Vogliono processare il ministro degli Interni e il governo, ma mettono sul banco degli accusati, in tal modo, le forze di polizia. E trasmettono al Paese la sensazione che fra i due comportamenti - quello dei manifestanti in cerca d’incidenti e quello della polizia - il secondo sia più grave del primo. Non è vero. Gli eccessi della polizia, se saranno accertati, sono i riprovevoli errori di un corpo che difende l’autorità e la dignità dello Stato, l’ordine pubblico e l’incolumità dei cittadini. I responsabili devono essere individuati e puniti. Ma processare un intero corpo di fronte al Paese e intaccarne l’autorità mi sembra, per forze politiche che hanno governato l’Italia sino a pochi mesi fa, una singolare manifestazione di incoerenza e di leggerezza politica.
Non è tutto.

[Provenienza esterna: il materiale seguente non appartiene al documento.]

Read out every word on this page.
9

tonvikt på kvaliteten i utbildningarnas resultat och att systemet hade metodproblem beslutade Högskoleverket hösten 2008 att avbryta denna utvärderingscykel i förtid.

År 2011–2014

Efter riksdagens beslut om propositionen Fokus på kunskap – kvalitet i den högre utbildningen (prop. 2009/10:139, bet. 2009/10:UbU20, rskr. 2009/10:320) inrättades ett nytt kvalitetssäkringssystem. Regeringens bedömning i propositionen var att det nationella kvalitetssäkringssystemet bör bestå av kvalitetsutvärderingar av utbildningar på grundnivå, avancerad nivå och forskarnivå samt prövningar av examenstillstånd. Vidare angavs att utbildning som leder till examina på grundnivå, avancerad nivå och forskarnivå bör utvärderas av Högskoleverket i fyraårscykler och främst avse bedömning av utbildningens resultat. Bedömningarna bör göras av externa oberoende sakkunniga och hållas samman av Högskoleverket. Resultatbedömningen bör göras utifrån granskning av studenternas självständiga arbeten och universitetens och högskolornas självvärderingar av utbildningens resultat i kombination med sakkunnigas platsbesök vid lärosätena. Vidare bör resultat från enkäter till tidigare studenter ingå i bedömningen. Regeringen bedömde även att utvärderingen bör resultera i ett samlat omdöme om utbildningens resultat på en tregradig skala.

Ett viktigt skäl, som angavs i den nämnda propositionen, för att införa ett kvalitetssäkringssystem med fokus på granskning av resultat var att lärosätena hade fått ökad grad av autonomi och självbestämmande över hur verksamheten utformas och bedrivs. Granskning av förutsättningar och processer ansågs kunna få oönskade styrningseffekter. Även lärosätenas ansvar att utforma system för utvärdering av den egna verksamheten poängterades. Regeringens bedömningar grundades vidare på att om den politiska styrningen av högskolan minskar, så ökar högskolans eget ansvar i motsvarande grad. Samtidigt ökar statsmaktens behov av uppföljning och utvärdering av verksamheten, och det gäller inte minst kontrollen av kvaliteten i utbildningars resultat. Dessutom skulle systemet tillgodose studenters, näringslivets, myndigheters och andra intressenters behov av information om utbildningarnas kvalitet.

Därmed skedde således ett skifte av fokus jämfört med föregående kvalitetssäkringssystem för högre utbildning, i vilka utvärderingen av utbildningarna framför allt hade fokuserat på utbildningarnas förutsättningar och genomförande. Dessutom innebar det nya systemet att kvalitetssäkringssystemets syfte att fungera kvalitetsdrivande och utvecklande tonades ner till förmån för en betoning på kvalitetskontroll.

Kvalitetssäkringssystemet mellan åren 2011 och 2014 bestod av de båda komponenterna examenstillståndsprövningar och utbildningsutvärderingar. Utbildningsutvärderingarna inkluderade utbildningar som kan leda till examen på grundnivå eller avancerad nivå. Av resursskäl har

Il ricorso a un’indagine conoscitiva in Parlamento diffonde la convinzione che l’Italia viva in stato di continua emergenza e non abbia istituzioni ordinarie e credibili, capaci di indagare, accertare i fatti, attribuire responsabilità. Il ministero dell’Interno ha l’obbligo di aprire un’indagine sul comportamento dei suoi uomini e di comunicarne i risultati al Parlamento e al Paese. I magistrati hanno l’obbligo di aprire azioni giudiziarie e di celebrare processi. E il governo infine ha l’obbligo di fornire la propria versione, di accettare il contraddittorio della opposizione, di provare al Paese che gli errori di Genova sono stati capiti e non verranno ripetuti. Per agire in questo senso Berlusconi può ispirarsi al modello inglese della Royal Commission: una commissione anch’essa, ma composta da tecnici, magistrati a riposo e personalità eminenti della vita pubblica, a cui viene chiesto di accertare i fatti e soprattutto di proporre rimedi. Toccherà poi al Parlamento discutere il suo rapporto e decidere quali proposte meritino di essere adottate. Ma il sistema presenta un notevole vantaggio. Anziché offrire al Paese due verità politiche, come nel caso delle commissioni parlamentari, gli offre una verità per quanto possibile tecnica e neutrale. Non è poco.